In her June 2013 paper, “The Capitalist Machine: Computerization, Workers’ Power, and the Decline in Labor’s Share within U.S. Industries,” social scientist Tali Kristal focuses on the role unions play in this phenomenon. Kristal introduces the theory of “class-biased technological change,” which states that decades of technological change precipitated the decline of labor unions and weakened workers’ ability to bargain for a larger piece of the economic pie. First, new technologies lead to job losses in previously highly unionized sectors, like manufacturing, as work becomes more mechanized and production moves to lower-wage regions around the world. New technologies require new skills, a fact which can create a wedge between workers with and without those skills, polarize wages, and degrade workplace solidarity. Moreover, Kristal argues, new technologies empower employers to exert greater “technocratic control” over employees and engage in union-busting tactics.

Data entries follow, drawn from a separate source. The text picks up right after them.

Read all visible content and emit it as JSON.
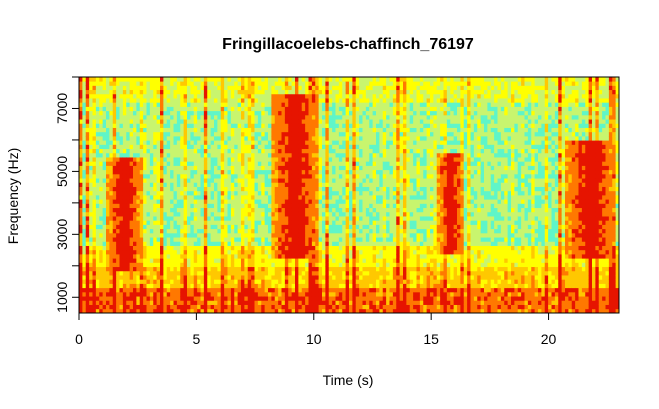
{
  "chart_data": {
    "type": "heatmap",
    "title": "Fringillacoelebs-chaffinch_76197",
    "xlabel": "Time (s)",
    "ylabel": "Frequency (Hz)",
    "xlim": [
      0,
      23
    ],
    "ylim": [
      500,
      8000
    ],
    "x_ticks": [
      0,
      5,
      10,
      15,
      20
    ],
    "x_tick_labels": [
      "0",
      "5",
      "10",
      "15",
      "20"
    ],
    "y_ticks": [
      1000,
      2000,
      3000,
      4000,
      5000,
      6000,
      7000,
      8000
    ],
    "y_tick_labels": [
      "1000",
      "",
      "3000",
      "",
      "5000",
      "",
      "7000",
      ""
    ],
    "color_scale": [
      "#5ff5c8",
      "#c8f56e",
      "#ffff00",
      "#ffc800",
      "#ff7800",
      "#e61400"
    ],
    "song_phrases": [
      {
        "start": 1.2,
        "end": 2.7,
        "low_hz": 1800,
        "high_hz": 5500
      },
      {
        "start": 8.2,
        "end": 10.2,
        "low_hz": 2200,
        "high_hz": 7500
      },
      {
        "start": 15.3,
        "end": 16.4,
        "low_hz": 2400,
        "high_hz": 5600
      },
      {
        "start": 20.7,
        "end": 22.9,
        "low_hz": 2200,
        "high_hz": 6000
      }
    ]
  }
}
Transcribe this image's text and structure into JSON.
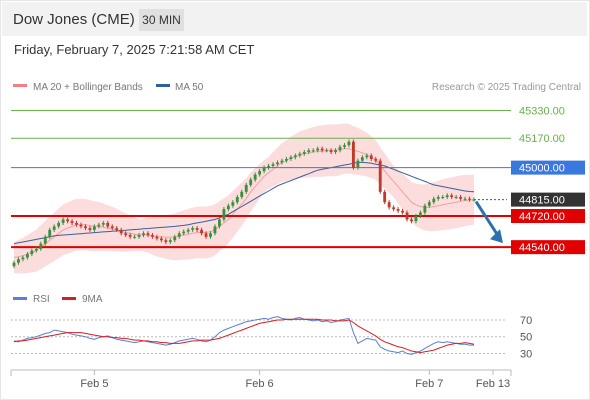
{
  "header": {
    "title": "Dow Jones (CME)",
    "timeframe": "30 MIN",
    "datetime": "Friday, February 7, 2025 7:21:58 AM CET"
  },
  "legend": {
    "items": [
      {
        "label": "MA 20 + Bollinger Bands",
        "color": "#f08080"
      },
      {
        "label": "MA 50",
        "color": "#2e5f9e"
      }
    ],
    "source": "Research © 2025 Trading Central"
  },
  "colors": {
    "green_level": "#6ab04c",
    "blue_level": "#3a78e0",
    "red_level": "#e00000",
    "last_price": "#333333",
    "arrow": "#2e6fb0",
    "bollinger": "#fbdddd",
    "ma20": "#f4a0a0",
    "ma50": "#3d5f99",
    "up": "#3c8f3c",
    "down": "#c0392b",
    "rsi": "#5b7fd6",
    "rsi_ma": "#d62020"
  },
  "chart_data": [
    {
      "type": "candlestick",
      "title": "Dow Jones (CME) 30 MIN",
      "ylim": [
        44350,
        45420
      ],
      "x_ticks": [
        "Feb 5",
        "Feb 6",
        "Feb 7",
        "Feb 13"
      ],
      "price_levels": [
        {
          "label": "45330.00",
          "value": 45330,
          "kind": "resistance"
        },
        {
          "label": "45170.00",
          "value": 45170,
          "kind": "resistance"
        },
        {
          "label": "45000.00",
          "value": 45000,
          "kind": "pivot"
        },
        {
          "label": "44815.00",
          "value": 44815,
          "kind": "last"
        },
        {
          "label": "44720.00",
          "value": 44720,
          "kind": "support"
        },
        {
          "label": "44540.00",
          "value": 44540,
          "kind": "support"
        }
      ],
      "close": [
        44450,
        44470,
        44480,
        44500,
        44520,
        44530,
        44560,
        44600,
        44640,
        44660,
        44680,
        44700,
        44690,
        44680,
        44670,
        44660,
        44650,
        44640,
        44660,
        44670,
        44680,
        44660,
        44650,
        44640,
        44620,
        44610,
        44600,
        44600,
        44610,
        44620,
        44610,
        44600,
        44590,
        44580,
        44570,
        44580,
        44600,
        44620,
        44630,
        44640,
        44650,
        44640,
        44620,
        44600,
        44620,
        44660,
        44700,
        44760,
        44780,
        44800,
        44830,
        44860,
        44900,
        44930,
        44960,
        44980,
        45000,
        45010,
        45020,
        45030,
        45040,
        45050,
        45060,
        45070,
        45080,
        45090,
        45100,
        45100,
        45110,
        45100,
        45100,
        45090,
        45100,
        45120,
        45130,
        45150,
        45000,
        45040,
        45060,
        45070,
        45050,
        45040,
        44860,
        44800,
        44770,
        44760,
        44750,
        44740,
        44700,
        44690,
        44720,
        44740,
        44780,
        44800,
        44820,
        44830,
        44830,
        44840,
        44830,
        44830,
        44820,
        44820,
        44815,
        44815
      ],
      "series": [
        {
          "name": "MA 20",
          "values": [
            44480,
            44485,
            44490,
            44500,
            44510,
            44520,
            44540,
            44560,
            44580,
            44600,
            44620,
            44640,
            44650,
            44660,
            44670,
            44670,
            44670,
            44665,
            44660,
            44660,
            44655,
            44650,
            44645,
            44640,
            44630,
            44625,
            44620,
            44615,
            44610,
            44610,
            44610,
            44605,
            44600,
            44600,
            44598,
            44598,
            44600,
            44605,
            44610,
            44615,
            44620,
            44625,
            44625,
            44625,
            44630,
            44640,
            44660,
            44680,
            44700,
            44730,
            44760,
            44790,
            44820,
            44860,
            44890,
            44920,
            44950,
            44970,
            44990,
            45010,
            45030,
            45040,
            45055,
            45065,
            45075,
            45080,
            45085,
            45090,
            45095,
            45095,
            45100,
            45100,
            45100,
            45105,
            45110,
            45110,
            45100,
            45095,
            45085,
            45075,
            45060,
            45045,
            45010,
            44980,
            44950,
            44920,
            44890,
            44860,
            44830,
            44800,
            44785,
            44775,
            44770,
            44770,
            44775,
            44780,
            44785,
            44790,
            44795,
            44800,
            44805,
            44810,
            44812,
            44815
          ]
        },
        {
          "name": "MA 50",
          "values": [
            44560,
            44565,
            44570,
            44575,
            44580,
            44585,
            44590,
            44595,
            44600,
            44605,
            44608,
            44610,
            44612,
            44614,
            44616,
            44618,
            44620,
            44622,
            44624,
            44626,
            44628,
            44630,
            44632,
            44634,
            44636,
            44638,
            44640,
            44642,
            44644,
            44646,
            44648,
            44650,
            44652,
            44654,
            44656,
            44658,
            44660,
            44663,
            44666,
            44670,
            44675,
            44680,
            44685,
            44690,
            44695,
            44700,
            44710,
            44720,
            44730,
            44745,
            44760,
            44775,
            44790,
            44805,
            44820,
            44835,
            44850,
            44865,
            44880,
            44895,
            44905,
            44915,
            44925,
            44935,
            44945,
            44955,
            44965,
            44975,
            44985,
            44990,
            44995,
            45000,
            45005,
            45010,
            45015,
            45020,
            45025,
            45030,
            45030,
            45028,
            45025,
            45020,
            45015,
            45010,
            45000,
            44990,
            44980,
            44970,
            44960,
            44950,
            44940,
            44930,
            44920,
            44910,
            44900,
            44895,
            44890,
            44885,
            44880,
            44875,
            44870,
            44865,
            44862,
            44860
          ]
        }
      ]
    },
    {
      "type": "line",
      "title": "RSI",
      "ylim": [
        15,
        82
      ],
      "y_ticks": [
        "70",
        "50",
        "30"
      ],
      "series": [
        {
          "name": "RSI",
          "values": [
            45,
            44,
            46,
            48,
            49,
            50,
            52,
            54,
            55,
            58,
            57,
            56,
            55,
            53,
            52,
            51,
            50,
            48,
            47,
            49,
            50,
            51,
            49,
            47,
            46,
            45,
            44,
            43,
            44,
            45,
            44,
            43,
            42,
            41,
            40,
            41,
            43,
            45,
            46,
            47,
            48,
            47,
            45,
            44,
            46,
            50,
            55,
            58,
            60,
            62,
            64,
            66,
            68,
            69,
            70,
            71,
            72,
            71,
            73,
            74,
            72,
            71,
            70,
            72,
            73,
            71,
            70,
            69,
            70,
            68,
            69,
            67,
            68,
            70,
            71,
            72,
            55,
            42,
            45,
            48,
            47,
            46,
            38,
            35,
            33,
            32,
            31,
            33,
            30,
            29,
            31,
            33,
            36,
            39,
            42,
            44,
            43,
            44,
            43,
            42,
            41,
            41,
            40,
            40
          ]
        },
        {
          "name": "9MA",
          "values": [
            44,
            45,
            45,
            46,
            47,
            48,
            49,
            50,
            51,
            52,
            53,
            54,
            55,
            55,
            55,
            55,
            54,
            53,
            52,
            51,
            50,
            50,
            49,
            49,
            48,
            48,
            47,
            46,
            46,
            45,
            45,
            44,
            44,
            43,
            43,
            42,
            42,
            42,
            43,
            44,
            45,
            45,
            46,
            46,
            46,
            47,
            48,
            50,
            52,
            54,
            56,
            58,
            60,
            62,
            64,
            66,
            67,
            68,
            69,
            70,
            70,
            71,
            71,
            71,
            71,
            71,
            71,
            71,
            71,
            70,
            70,
            70,
            69,
            69,
            69,
            70,
            67,
            63,
            60,
            57,
            54,
            51,
            47,
            44,
            42,
            40,
            38,
            37,
            35,
            33,
            32,
            31,
            32,
            33,
            34,
            36,
            38,
            40,
            41,
            42,
            42,
            43,
            42,
            41
          ]
        }
      ]
    }
  ]
}
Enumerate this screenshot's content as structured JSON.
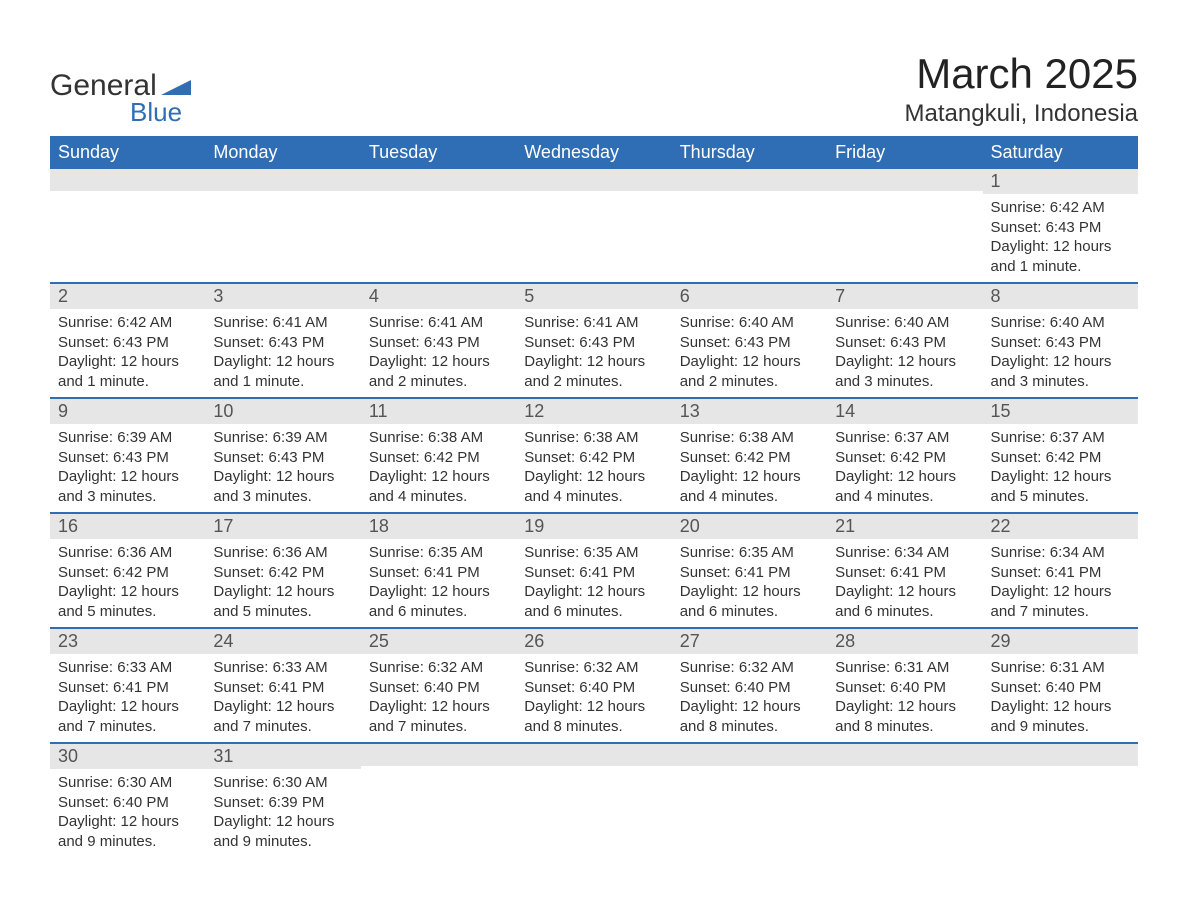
{
  "logo": {
    "line1": "General",
    "line2": "Blue"
  },
  "title": "March 2025",
  "location": "Matangkuli, Indonesia",
  "header_bg": "#2f6eb5",
  "header_fg": "#ffffff",
  "row_separator_color": "#2f6eb5",
  "daynum_bg": "#e6e6e6",
  "columns": [
    "Sunday",
    "Monday",
    "Tuesday",
    "Wednesday",
    "Thursday",
    "Friday",
    "Saturday"
  ],
  "weeks": [
    [
      null,
      null,
      null,
      null,
      null,
      null,
      {
        "n": "1",
        "sunrise": "Sunrise: 6:42 AM",
        "sunset": "Sunset: 6:43 PM",
        "daylight": "Daylight: 12 hours and 1 minute."
      }
    ],
    [
      {
        "n": "2",
        "sunrise": "Sunrise: 6:42 AM",
        "sunset": "Sunset: 6:43 PM",
        "daylight": "Daylight: 12 hours and 1 minute."
      },
      {
        "n": "3",
        "sunrise": "Sunrise: 6:41 AM",
        "sunset": "Sunset: 6:43 PM",
        "daylight": "Daylight: 12 hours and 1 minute."
      },
      {
        "n": "4",
        "sunrise": "Sunrise: 6:41 AM",
        "sunset": "Sunset: 6:43 PM",
        "daylight": "Daylight: 12 hours and 2 minutes."
      },
      {
        "n": "5",
        "sunrise": "Sunrise: 6:41 AM",
        "sunset": "Sunset: 6:43 PM",
        "daylight": "Daylight: 12 hours and 2 minutes."
      },
      {
        "n": "6",
        "sunrise": "Sunrise: 6:40 AM",
        "sunset": "Sunset: 6:43 PM",
        "daylight": "Daylight: 12 hours and 2 minutes."
      },
      {
        "n": "7",
        "sunrise": "Sunrise: 6:40 AM",
        "sunset": "Sunset: 6:43 PM",
        "daylight": "Daylight: 12 hours and 3 minutes."
      },
      {
        "n": "8",
        "sunrise": "Sunrise: 6:40 AM",
        "sunset": "Sunset: 6:43 PM",
        "daylight": "Daylight: 12 hours and 3 minutes."
      }
    ],
    [
      {
        "n": "9",
        "sunrise": "Sunrise: 6:39 AM",
        "sunset": "Sunset: 6:43 PM",
        "daylight": "Daylight: 12 hours and 3 minutes."
      },
      {
        "n": "10",
        "sunrise": "Sunrise: 6:39 AM",
        "sunset": "Sunset: 6:43 PM",
        "daylight": "Daylight: 12 hours and 3 minutes."
      },
      {
        "n": "11",
        "sunrise": "Sunrise: 6:38 AM",
        "sunset": "Sunset: 6:42 PM",
        "daylight": "Daylight: 12 hours and 4 minutes."
      },
      {
        "n": "12",
        "sunrise": "Sunrise: 6:38 AM",
        "sunset": "Sunset: 6:42 PM",
        "daylight": "Daylight: 12 hours and 4 minutes."
      },
      {
        "n": "13",
        "sunrise": "Sunrise: 6:38 AM",
        "sunset": "Sunset: 6:42 PM",
        "daylight": "Daylight: 12 hours and 4 minutes."
      },
      {
        "n": "14",
        "sunrise": "Sunrise: 6:37 AM",
        "sunset": "Sunset: 6:42 PM",
        "daylight": "Daylight: 12 hours and 4 minutes."
      },
      {
        "n": "15",
        "sunrise": "Sunrise: 6:37 AM",
        "sunset": "Sunset: 6:42 PM",
        "daylight": "Daylight: 12 hours and 5 minutes."
      }
    ],
    [
      {
        "n": "16",
        "sunrise": "Sunrise: 6:36 AM",
        "sunset": "Sunset: 6:42 PM",
        "daylight": "Daylight: 12 hours and 5 minutes."
      },
      {
        "n": "17",
        "sunrise": "Sunrise: 6:36 AM",
        "sunset": "Sunset: 6:42 PM",
        "daylight": "Daylight: 12 hours and 5 minutes."
      },
      {
        "n": "18",
        "sunrise": "Sunrise: 6:35 AM",
        "sunset": "Sunset: 6:41 PM",
        "daylight": "Daylight: 12 hours and 6 minutes."
      },
      {
        "n": "19",
        "sunrise": "Sunrise: 6:35 AM",
        "sunset": "Sunset: 6:41 PM",
        "daylight": "Daylight: 12 hours and 6 minutes."
      },
      {
        "n": "20",
        "sunrise": "Sunrise: 6:35 AM",
        "sunset": "Sunset: 6:41 PM",
        "daylight": "Daylight: 12 hours and 6 minutes."
      },
      {
        "n": "21",
        "sunrise": "Sunrise: 6:34 AM",
        "sunset": "Sunset: 6:41 PM",
        "daylight": "Daylight: 12 hours and 6 minutes."
      },
      {
        "n": "22",
        "sunrise": "Sunrise: 6:34 AM",
        "sunset": "Sunset: 6:41 PM",
        "daylight": "Daylight: 12 hours and 7 minutes."
      }
    ],
    [
      {
        "n": "23",
        "sunrise": "Sunrise: 6:33 AM",
        "sunset": "Sunset: 6:41 PM",
        "daylight": "Daylight: 12 hours and 7 minutes."
      },
      {
        "n": "24",
        "sunrise": "Sunrise: 6:33 AM",
        "sunset": "Sunset: 6:41 PM",
        "daylight": "Daylight: 12 hours and 7 minutes."
      },
      {
        "n": "25",
        "sunrise": "Sunrise: 6:32 AM",
        "sunset": "Sunset: 6:40 PM",
        "daylight": "Daylight: 12 hours and 7 minutes."
      },
      {
        "n": "26",
        "sunrise": "Sunrise: 6:32 AM",
        "sunset": "Sunset: 6:40 PM",
        "daylight": "Daylight: 12 hours and 8 minutes."
      },
      {
        "n": "27",
        "sunrise": "Sunrise: 6:32 AM",
        "sunset": "Sunset: 6:40 PM",
        "daylight": "Daylight: 12 hours and 8 minutes."
      },
      {
        "n": "28",
        "sunrise": "Sunrise: 6:31 AM",
        "sunset": "Sunset: 6:40 PM",
        "daylight": "Daylight: 12 hours and 8 minutes."
      },
      {
        "n": "29",
        "sunrise": "Sunrise: 6:31 AM",
        "sunset": "Sunset: 6:40 PM",
        "daylight": "Daylight: 12 hours and 9 minutes."
      }
    ],
    [
      {
        "n": "30",
        "sunrise": "Sunrise: 6:30 AM",
        "sunset": "Sunset: 6:40 PM",
        "daylight": "Daylight: 12 hours and 9 minutes."
      },
      {
        "n": "31",
        "sunrise": "Sunrise: 6:30 AM",
        "sunset": "Sunset: 6:39 PM",
        "daylight": "Daylight: 12 hours and 9 minutes."
      },
      null,
      null,
      null,
      null,
      null
    ]
  ]
}
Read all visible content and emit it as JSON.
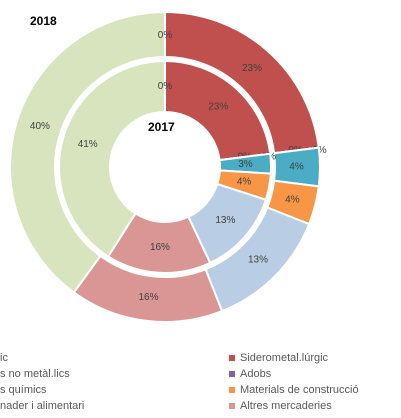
{
  "chart_data": {
    "type": "donut",
    "categories": [
      "Siderometal.lúrgic",
      "Adobs",
      null,
      null,
      "Materials de construcció",
      null,
      "Altres mercaderies",
      null,
      null
    ],
    "colors": [
      "#c0504d",
      "#8064a2",
      "#9bbb59",
      "#4bacc6",
      "#f79646",
      "#b9cde5",
      "#d99694",
      "#d7e4bd",
      "#4f81bd"
    ],
    "series": [
      {
        "name": "2018",
        "values": [
          23,
          0,
          0,
          4,
          4,
          13,
          16,
          40,
          0
        ],
        "value_labels": [
          "23%",
          "0%",
          "0%",
          "4%",
          "4%",
          "13%",
          "16%",
          "40%",
          "0%"
        ]
      },
      {
        "name": "2017",
        "values": [
          23,
          0,
          0,
          3,
          4,
          13,
          16,
          41,
          0
        ],
        "value_labels": [
          "23%",
          "0%",
          "0%",
          "3%",
          "4%",
          "13%",
          "16%",
          "41%",
          "0%"
        ]
      }
    ],
    "legend_left": [
      "ic",
      "s no metàl.lics",
      "s químics",
      "nader i alimentari"
    ],
    "legend_right": [
      {
        "name": "Siderometal.lúrgic",
        "color": "#c0504d"
      },
      {
        "name": "Adobs",
        "color": "#8064a2"
      },
      {
        "name": "Materials de construcció",
        "color": "#f79646"
      },
      {
        "name": "Altres mercaderies",
        "color": "#d99694"
      }
    ]
  }
}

Drawing on the belief that class struggle drives the income distribution process, Kristal concludes that a shift in the class’ relative power leads to a shift in relative income.
Alternative theories attribute labor’s declining income share to factor-biased technological change: as new technologies improve a firm’s productive capabilities, the returns on equipment grow relative to the returns on labor, incentivizing producers to substitute labor for equipment. Using data on capital investment, compensation, unionization, and import penetration by low-wage countries, Kristal finds some evidence to support this.
However, the predominant effect of technology is indirect and mediated by declining unionization. As she writes, “labor’s share declined only in core unionized industries, despite the massive flow of computer technologies across all industries.” Turning to the manufacturing sector, she finds that a 20-percentage-point decrease in union density from 1978 to 2002 correlates with an 8.4-percentage-point decrease in labor’s share of income. Moreover, when controlling for changes in union density, the effect of technology on labor’s share nearly disappeared in industries with historically low union density, such as trade, services, finance, insurance, and real estate.
Certainly, labor’s relative share provides only one take on income equality. As James Heintz notes, labor’s overall income decline can hide the growing wage gap between categories of workers, particularly low- and high-skilled workers and supervisory and non-supervisory workers. Supervisory income may be more appropriately counted as capital income or overhead costs. Disaggregating labor income by supervisory and non-supervisory workers, Heintz finds that income for non-supervisory workers since 1964 has declined at a faster rate than overall labor income. In other words, as overall labor share has declined, income inequality within labor has left the rank-and-file with even less.